Oceny światowych geologicznych zasobów uranu dokonane w 2006 roku wskazują na wielkość konwencjonalnych zasobów, w których uran jest uzyskiwany jako główny produkt, o koszcie w koncentracie <130 USD/kg U, w kategorii zasobów:
- geologicznie zidentyfikowanych – 5470 tys. ton,
- prognozowanych według analizy podobnych pokładów
geologicznych – 10 522 tys. ton.
Z powyższych zasobów 70% charakteryzuje się kosztem produkcji poniżej 80 USD/kg U. Prognozy znacznego zwiększenia światowego poziomu mocy elektrowni jądrowych powodują intensyfikację poszukiwań geologicznych uranu. W okresie 2004 – 2006 wydatki na te poszukiwania wzrosły 2,5 raza, do 770 mln USD, a w Australii w tym czasie z 10 mln USD do 60 mln USD.

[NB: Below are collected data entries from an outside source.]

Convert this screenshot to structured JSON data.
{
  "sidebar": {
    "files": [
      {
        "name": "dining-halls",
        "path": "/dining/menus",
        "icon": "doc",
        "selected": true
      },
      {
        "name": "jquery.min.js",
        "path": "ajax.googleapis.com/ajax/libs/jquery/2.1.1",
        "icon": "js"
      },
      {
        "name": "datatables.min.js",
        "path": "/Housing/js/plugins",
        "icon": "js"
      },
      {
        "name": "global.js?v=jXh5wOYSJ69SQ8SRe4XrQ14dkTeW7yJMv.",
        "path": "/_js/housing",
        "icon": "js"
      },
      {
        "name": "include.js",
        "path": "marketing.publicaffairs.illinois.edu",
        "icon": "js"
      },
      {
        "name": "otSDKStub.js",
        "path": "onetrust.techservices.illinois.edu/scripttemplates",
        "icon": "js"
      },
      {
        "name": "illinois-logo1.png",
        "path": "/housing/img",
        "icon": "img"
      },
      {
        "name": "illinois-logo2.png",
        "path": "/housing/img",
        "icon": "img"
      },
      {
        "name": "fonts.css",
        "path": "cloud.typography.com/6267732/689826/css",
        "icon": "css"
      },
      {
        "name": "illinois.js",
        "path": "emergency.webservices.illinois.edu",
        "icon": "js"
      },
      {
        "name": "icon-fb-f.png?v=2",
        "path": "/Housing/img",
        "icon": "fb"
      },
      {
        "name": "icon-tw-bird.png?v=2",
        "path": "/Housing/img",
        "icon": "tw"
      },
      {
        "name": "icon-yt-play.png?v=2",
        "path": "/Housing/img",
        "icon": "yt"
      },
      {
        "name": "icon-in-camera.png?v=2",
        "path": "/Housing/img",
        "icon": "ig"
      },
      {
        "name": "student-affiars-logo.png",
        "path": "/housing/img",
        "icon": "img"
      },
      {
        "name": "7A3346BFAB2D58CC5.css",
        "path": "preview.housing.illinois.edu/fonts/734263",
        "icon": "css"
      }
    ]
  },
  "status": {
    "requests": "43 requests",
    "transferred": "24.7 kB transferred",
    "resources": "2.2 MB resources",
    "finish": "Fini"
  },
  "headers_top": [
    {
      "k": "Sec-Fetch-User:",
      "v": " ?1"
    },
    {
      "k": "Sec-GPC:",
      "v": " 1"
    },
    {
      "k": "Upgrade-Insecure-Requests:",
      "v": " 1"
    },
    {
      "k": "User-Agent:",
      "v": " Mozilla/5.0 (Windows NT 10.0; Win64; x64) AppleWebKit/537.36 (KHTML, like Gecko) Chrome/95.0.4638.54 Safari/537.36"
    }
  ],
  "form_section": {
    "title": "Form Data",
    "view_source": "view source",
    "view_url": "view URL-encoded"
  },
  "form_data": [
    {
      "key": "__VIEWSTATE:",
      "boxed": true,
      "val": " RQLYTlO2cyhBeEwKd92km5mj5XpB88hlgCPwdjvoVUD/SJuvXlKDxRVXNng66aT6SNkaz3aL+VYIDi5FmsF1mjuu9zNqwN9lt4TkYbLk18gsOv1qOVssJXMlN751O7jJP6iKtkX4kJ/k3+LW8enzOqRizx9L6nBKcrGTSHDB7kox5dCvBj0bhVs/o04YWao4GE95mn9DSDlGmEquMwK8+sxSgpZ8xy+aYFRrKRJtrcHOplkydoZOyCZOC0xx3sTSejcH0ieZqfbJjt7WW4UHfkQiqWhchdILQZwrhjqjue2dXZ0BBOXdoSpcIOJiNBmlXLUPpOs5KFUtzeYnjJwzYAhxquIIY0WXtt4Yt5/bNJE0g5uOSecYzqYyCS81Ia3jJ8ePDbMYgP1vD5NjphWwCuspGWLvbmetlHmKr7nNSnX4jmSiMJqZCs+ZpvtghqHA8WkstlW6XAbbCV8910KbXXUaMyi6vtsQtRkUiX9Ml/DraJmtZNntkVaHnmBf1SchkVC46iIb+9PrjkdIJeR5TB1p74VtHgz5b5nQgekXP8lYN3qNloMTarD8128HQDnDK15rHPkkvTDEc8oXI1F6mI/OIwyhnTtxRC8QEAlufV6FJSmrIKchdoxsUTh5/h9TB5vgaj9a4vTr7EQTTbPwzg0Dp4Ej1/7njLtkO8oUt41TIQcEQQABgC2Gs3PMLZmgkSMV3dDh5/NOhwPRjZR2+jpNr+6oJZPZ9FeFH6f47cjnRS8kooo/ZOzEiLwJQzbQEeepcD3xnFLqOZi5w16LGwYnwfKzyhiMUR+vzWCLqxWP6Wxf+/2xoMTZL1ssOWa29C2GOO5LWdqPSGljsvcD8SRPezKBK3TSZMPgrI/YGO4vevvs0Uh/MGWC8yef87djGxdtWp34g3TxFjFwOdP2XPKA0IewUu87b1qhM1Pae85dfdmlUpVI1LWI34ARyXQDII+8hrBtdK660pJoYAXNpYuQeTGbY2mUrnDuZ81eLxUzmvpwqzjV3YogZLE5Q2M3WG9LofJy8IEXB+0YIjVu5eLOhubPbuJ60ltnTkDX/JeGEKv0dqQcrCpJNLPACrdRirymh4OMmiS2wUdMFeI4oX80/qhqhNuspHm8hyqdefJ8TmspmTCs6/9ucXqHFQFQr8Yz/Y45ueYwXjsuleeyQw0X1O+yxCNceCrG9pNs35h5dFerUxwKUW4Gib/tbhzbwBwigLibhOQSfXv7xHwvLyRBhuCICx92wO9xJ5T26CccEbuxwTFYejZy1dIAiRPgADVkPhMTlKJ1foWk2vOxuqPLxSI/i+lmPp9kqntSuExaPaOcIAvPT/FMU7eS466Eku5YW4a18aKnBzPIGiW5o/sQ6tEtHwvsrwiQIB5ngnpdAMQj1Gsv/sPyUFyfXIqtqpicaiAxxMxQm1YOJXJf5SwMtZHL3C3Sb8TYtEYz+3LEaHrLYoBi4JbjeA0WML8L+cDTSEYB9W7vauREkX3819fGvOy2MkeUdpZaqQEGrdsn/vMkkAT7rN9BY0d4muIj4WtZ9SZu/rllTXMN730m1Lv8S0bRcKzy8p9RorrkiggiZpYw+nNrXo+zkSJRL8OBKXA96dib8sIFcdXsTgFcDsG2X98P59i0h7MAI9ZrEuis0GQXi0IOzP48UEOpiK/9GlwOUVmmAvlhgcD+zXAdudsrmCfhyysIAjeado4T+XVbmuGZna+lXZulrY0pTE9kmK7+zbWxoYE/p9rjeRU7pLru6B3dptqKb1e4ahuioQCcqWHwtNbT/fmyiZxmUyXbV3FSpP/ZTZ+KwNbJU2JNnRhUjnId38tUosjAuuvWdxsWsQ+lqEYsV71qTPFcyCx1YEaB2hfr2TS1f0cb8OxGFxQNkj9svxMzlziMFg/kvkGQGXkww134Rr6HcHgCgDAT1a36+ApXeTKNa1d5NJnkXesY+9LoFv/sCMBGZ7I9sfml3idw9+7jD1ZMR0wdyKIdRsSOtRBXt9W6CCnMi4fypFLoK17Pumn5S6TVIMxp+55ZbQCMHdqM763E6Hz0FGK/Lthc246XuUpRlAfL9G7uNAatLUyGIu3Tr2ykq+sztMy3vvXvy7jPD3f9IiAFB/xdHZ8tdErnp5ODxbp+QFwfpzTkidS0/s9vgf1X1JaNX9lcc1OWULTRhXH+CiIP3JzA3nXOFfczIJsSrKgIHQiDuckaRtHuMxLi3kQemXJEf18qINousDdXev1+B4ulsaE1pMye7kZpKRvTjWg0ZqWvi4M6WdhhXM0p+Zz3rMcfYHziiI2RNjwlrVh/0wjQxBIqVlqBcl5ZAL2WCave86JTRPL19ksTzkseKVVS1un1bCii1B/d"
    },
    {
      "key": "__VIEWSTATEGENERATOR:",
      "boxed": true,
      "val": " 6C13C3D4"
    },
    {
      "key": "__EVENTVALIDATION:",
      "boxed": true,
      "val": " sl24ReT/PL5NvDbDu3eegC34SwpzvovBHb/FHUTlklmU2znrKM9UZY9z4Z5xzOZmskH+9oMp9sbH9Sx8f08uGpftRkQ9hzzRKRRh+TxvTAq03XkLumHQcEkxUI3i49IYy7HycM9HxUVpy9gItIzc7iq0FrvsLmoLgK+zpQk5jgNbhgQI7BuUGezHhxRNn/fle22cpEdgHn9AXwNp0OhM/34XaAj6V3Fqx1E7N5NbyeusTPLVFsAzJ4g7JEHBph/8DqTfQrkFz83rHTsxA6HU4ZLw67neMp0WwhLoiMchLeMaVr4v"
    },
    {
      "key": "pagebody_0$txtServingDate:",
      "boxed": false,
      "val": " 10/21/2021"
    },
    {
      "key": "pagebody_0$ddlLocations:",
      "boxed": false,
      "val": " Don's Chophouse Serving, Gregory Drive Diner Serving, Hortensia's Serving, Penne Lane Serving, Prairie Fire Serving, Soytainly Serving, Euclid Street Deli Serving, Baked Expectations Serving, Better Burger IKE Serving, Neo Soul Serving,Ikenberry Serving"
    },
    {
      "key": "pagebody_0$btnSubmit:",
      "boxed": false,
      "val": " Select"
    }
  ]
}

Zidentyfikowane zasoby geologiczne uranu w ilości powyżej 100 tys. ton występują, według danych z 2007 roku, w dwunastu krajach, w tym w sześciu krajach (Australia, Kanada, Kazachstan, Niger, Namibia, Afryka Płd.) występuje w tej kategorii 70% światowych zasobów uranu. W wyniku prowadzonych poszukiwań rozpoznane konwencjonalne zasoby geologiczne uranu wzrosły w okresie dwu lat, do 2007 roku, o 15%.
Eksploatowane są pokłady o zawartości uranu w tonie rudy:
- 200 kg, bardzo bogate,
- 20 kg, bogate,
- 1 kg, ubogie,
- 0,1 kg, bardzo ubogie.
Oddzielną kategorią źródeł uranu są niekonwencjonalne zasoby, w których uran występuje w bardzo niskiej zawartości, razem z innymi minerałami i produkowany jest jako produkt uboczny. Są to głownie pokłady fosfatów, a także rudy metali nieżelaznych i łupków węglowych. W okresie po 1975 roku uran był produkowany na małą skalę w Belgii z fosfatów z Maroka oraz w USA z fosfatów z Florydy. Łączna ilość uranu w rozpoznanych zasobach niekonwencjonalnych oceniana jest na około 22 miliony ton.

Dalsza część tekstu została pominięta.